“Most of Becky’s bikes sell for six figures,” Britt was quick to explain. “And some of the truly custom jobs go for a cool half mil. Then there’s all the money in equipment and tools. So…yeah. We have a lot of security.”
“And Becky is?” Agent O’Toole’s warm, husky voice traveled up his spine like tickling fingers.
“She’s our crackerjack designer. We wouldn’t be in business if it weren’t for her.” He turned slightly to hook a thumb toward his chest. “The rest of us who work here? We’re just grease monkeys. Becky’s the one with the talent and the vision.”
His cell buzzed in his pocket. He didn’t need to pull it out to know it was Knox.
He should answer.
He didn’t want to. He didn’t want to hear that frenetic excitement again. And he certainly didn’t want to hear any more lies.
No one ever talked about how love could be a blade that twists inside a person. How it can make a guy bleed out in places nobody can see.
“You’re not the only night owl, I see.” Agent O’Toole’s voice pulled at the knots in his tangled mind.
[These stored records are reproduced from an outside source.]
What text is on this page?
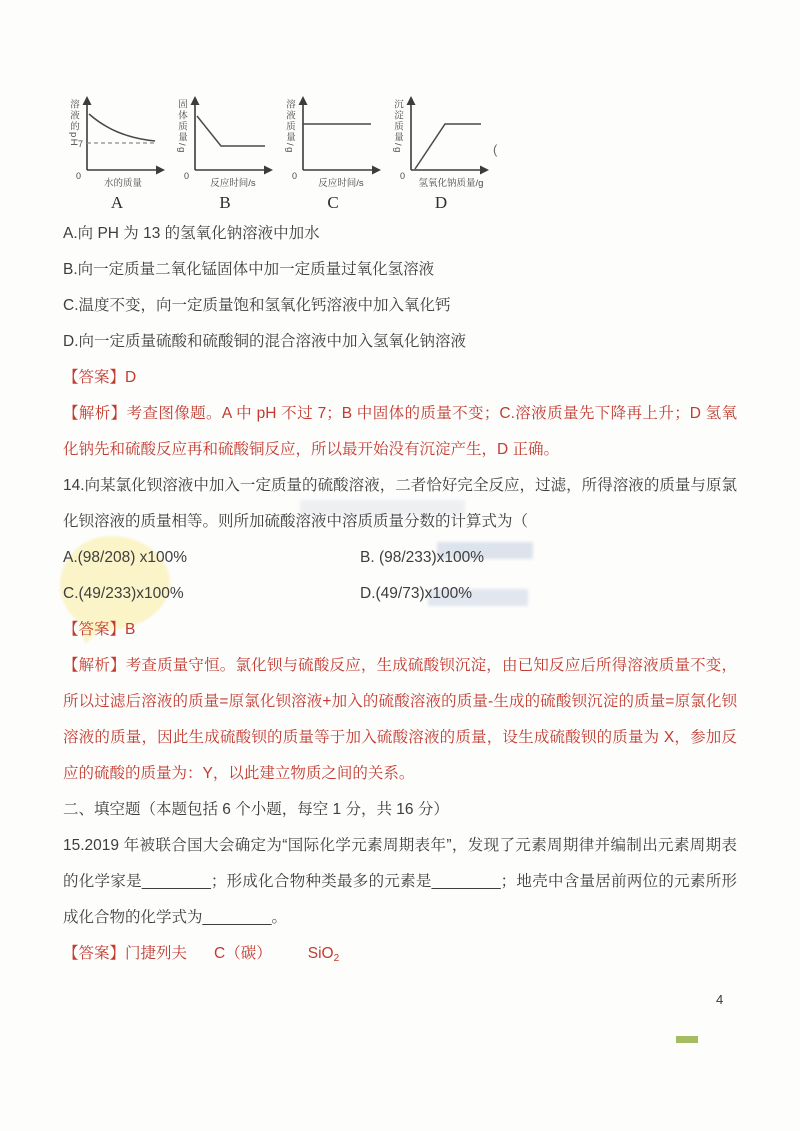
7
0
水的质量
溶液的pH
A
0
反应时间/s
固体质量/g
B
0
反应时间/s
溶液质量/g
C
0
氢氧化钠质量/g
沉淀质量/g
D
(

A.向 PH 为 13 的氢氧化钠溶液中加水

B.向一定质量二氧化锰固体中加一定质量过氧化氢溶液

C.温度不变，向一定质量饱和氢氧化钙溶液中加入氧化钙

D.向一定质量硫酸和硫酸铜的混合溶液中加入氢氧化钠溶液

【答案】D

【解析】考查图像题。A 中 pH 不过 7；B 中固体的质量不变；C.溶液质量先下降再上升；D 氢氧化钠先和硫酸反应再和硫酸铜反应，所以最开始没有沉淀产生，D 正确。

14.向某氯化钡溶液中加入一定质量的硫酸溶液，二者恰好完全反应，过滤，所得溶液的质量与原氯化钡溶液的质量相等。则所加硫酸溶液中溶质质量分数的计算式为（

A.(98/208) x100%	B. (98/233)x100%

C.(49/233)x100%	D.(49/73)x100%

【答案】B

【解析】考查质量守恒。氯化钡与硫酸反应，生成硫酸钡沉淀，由已知反应后所得溶液质量不变，所以过滤后溶液的质量=原氯化钡溶液+加入的硫酸溶液的质量-生成的硫酸钡沉淀的质量=原氯化钡溶液的质量，因此生成硫酸钡的质量等于加入硫酸溶液的质量，设生成硫酸钡的质量为 X，参加反应的硫酸的质量为：Y，以此建立物质之间的关系。

二、填空题（本题包括 6 个小题，每空 1 分，共 16 分）

15.2019 年被联合国大会确定为“国际化学元素周期表年”，发现了元素周期律并编制出元素周期表的化学家是________；形成化合物种类最多的元素是________；地壳中含量居前两位的元素所形成化合物的化学式为________。

【答案】 门捷列夫 C（碳） SiO$_2$

4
When he frowned in confusion, she hitched her chin toward his noisy pocket. “When someone phones me at four o’clock in the morning, I figure they’re either a night owl or there’s an emergency. You need to get that?”
“It can wait,” he assured her and opened the large front door.
The shop floor was dark. But he remedied that by throwing on the four switches that had the huge overhead lights mounted three stories above blazing to life.
Agent Douglas whistled again as the row of custom choppers blazed into sight. Paint glistened. Chrome gleamed. Hand-tooled leather seats glinted dully.
“Wow.” Agent O’Toole walked over to the last bike in the row. It was Britt’s ride. But she couldn’t know that. “Now I understand the need for the razor wire and all the security cameras. These aren’t motorcycles. These are works of art.”
When she ran her hand over the leather seat, Britt felt like she was touching him. Chills skipped up his spine.
His voice was gruff when he said, “Y’all feel free to look at our stock while I go wake everyone.”
“Everyone?” Agent O’Toole lifted one eyebrow.
“We’re more like family than coworkers,” he explained. “We’ll all want to hear what you have to say.”
He didn’t wait for a response before heading upstairs. Five minutes later, he was leading the crew—who sported various degrees of dishabille—back down to the shop floor.
Introductions were made and Julia blinked myopically at the gathered group of men.
Of the six active-duty Knights, only Hunter was missing. He and his wife, Grace, had recently moved out of the old factory building and into a small condo in the Streeterville neighborhood. But everyone else was present and accounted for.
There was Sam Harwood, whose SpongeBob SquarePants pajama bottoms had been a Christmas gift from Hannah, his purple-haired girlfriend. Fisher, who’d been naked as a jaybird when Britt slipped through the open door into his dark bedroom, had thankfully redonned his jeans and T-shirt from the day before. Hewitt Birch wore plaid Joe Boxer briefs and a white tank top. But it was Graham Colburn who caught Agent O’Toole’s eye.
Not that Britt could blame her for gaping.
For one thing, Graham was six-and-a-half feet tall. For another thing, Graham hadn’t bothered to throw a shirt on top of his gray sweatpants, so his John Cena muscles bulged and gleamed in the overhead light. And lastly, Graham wore an expression that said he ate small children and puppies for breakfast.
Inexplicably, Britt felt a frisson of jealousy. He had to bite his tongue to keep from telling Graham to go put a shirt on.
“Well.” Agent O’Toole cleared her throat. “Seems the gang’s all here.”
“The gang’s always here,” Fisher informed her. “It’s one of the perks of livin’ and workin’ in the same buildin’.”
The little agent’s brow furrowed. “Not too many jobs offer onsite living quarters nowadays.”
Fisher shrugged. “It’s either let us live here or double our salaries. And since this place has the space.” He gestured around the cavernous shop. “It’s pretty much a no-brainer which one Boss and Becky chose.”
“Boss and Becky are the owners?” Agent O’Toole hadn’t taken out her phone to record their conversation, but Britt knew she was filing away information, nonetheless.
“That’d be them,” he told her and felt the instant her eyes landed on him.